# Danger in the Camp by John Otis



## Reformed Covenanter (Oct 26, 2007)

I got John Otis' book  on the Federal Vision through the post yesterday; has anyone read it or have any thoughts about it? On Federal Visionist tried to tell me it was not worth refuting and that Mr. Otis was misrepresenting the FVers; having looked through it this seems very dismissive.

Reactions: Like 1


----------



## clstamper (Oct 26, 2007)

Who is John Otis?


----------



## Reformed Covenanter (Oct 26, 2007)

clstamper said:


> Who is John Otis?



He is a minister in the Reformed Presbyterian Church in the United States (RPCUS) and pastors the Westminster congregation (which is somewhere in Texas).

John Otis studied under Greg Bahnsen.


----------



## Poimen (Oct 26, 2007)

Daniel Ritchie said:


> I got John Otis' book  on the Federal Vision through the post yesterday; has anyone read it or have any thoughts about it? On Federal Visionist tried to tell me it was not worth refuting and that Mr. Otis was misrepresenting the FVers; having looked through it this seems very dismissive.



Other than this weird video on YouTube and a few reviews on Amazon, I have seen little interaction. I have the book myself and though I haven't read through all of it, it seems fairly solid to me.


----------



## Archlute (Oct 26, 2007)

Poimen said:


> Other than this weird video on YouTube



That is exactly the sort of pseudo-satirical idiocy that is the fruit of ignorant young men who are enamored by the silliness of the FV rhetoricians. Unbelievably inane.

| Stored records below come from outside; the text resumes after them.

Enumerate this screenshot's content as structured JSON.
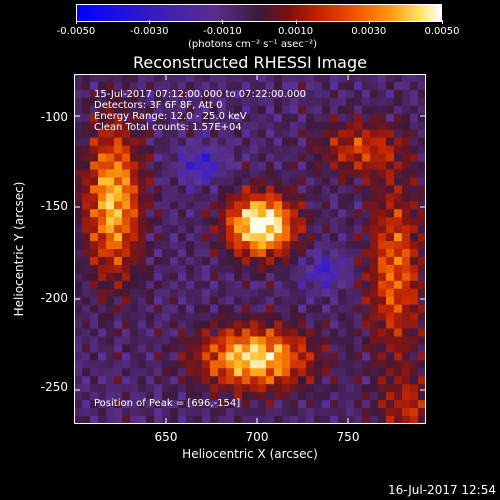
{
  "colorbar": {
    "tick_labels": [
      "-0.0050",
      "-0.0030",
      "-0.0010",
      "0.0010",
      "0.0030",
      "0.0050"
    ],
    "units": "(photons cm⁻² s⁻¹ asec⁻²)"
  },
  "plot": {
    "title": "Reconstructed RHESSI Image",
    "xlabel": "Heliocentric X (arcsec)",
    "ylabel": "Heliocentric Y (arcsec)",
    "x_ticks": [
      "650",
      "700",
      "750"
    ],
    "y_ticks": [
      "-100",
      "-150",
      "-200",
      "-250"
    ]
  },
  "info": {
    "line1": "15-Jul-2017 07:12:00.000 to 07:22:00.000",
    "line2": "Detectors: 3F 6F 8F, Att 0",
    "line3": "Energy Range: 12.0 - 25.0 keV",
    "line4": "Clean     Total counts: 1.57E+04",
    "peak": "Position of Peak = [696,-154]"
  },
  "footer": {
    "timestamp": "16-Jul-2017 12:54"
  }
}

I would imagine (hope) that he'd be embarrassed by that video before he gets too far along in life.


----------



## Reformed Covenanter (Oct 26, 2007)

Archlute said:


> Poimen said:
> 
> 
> > Other than this weird video on YouTube
> ...



That video was mad.


----------



## Southern Presbyterian (Oct 26, 2007)

Daniel Ritchie said:


> clstamper said:
> 
> 
> > Who is John Otis?
> ...



Pastor Otis is in Corpus Christi, TX.

Reactions: Informative 1


----------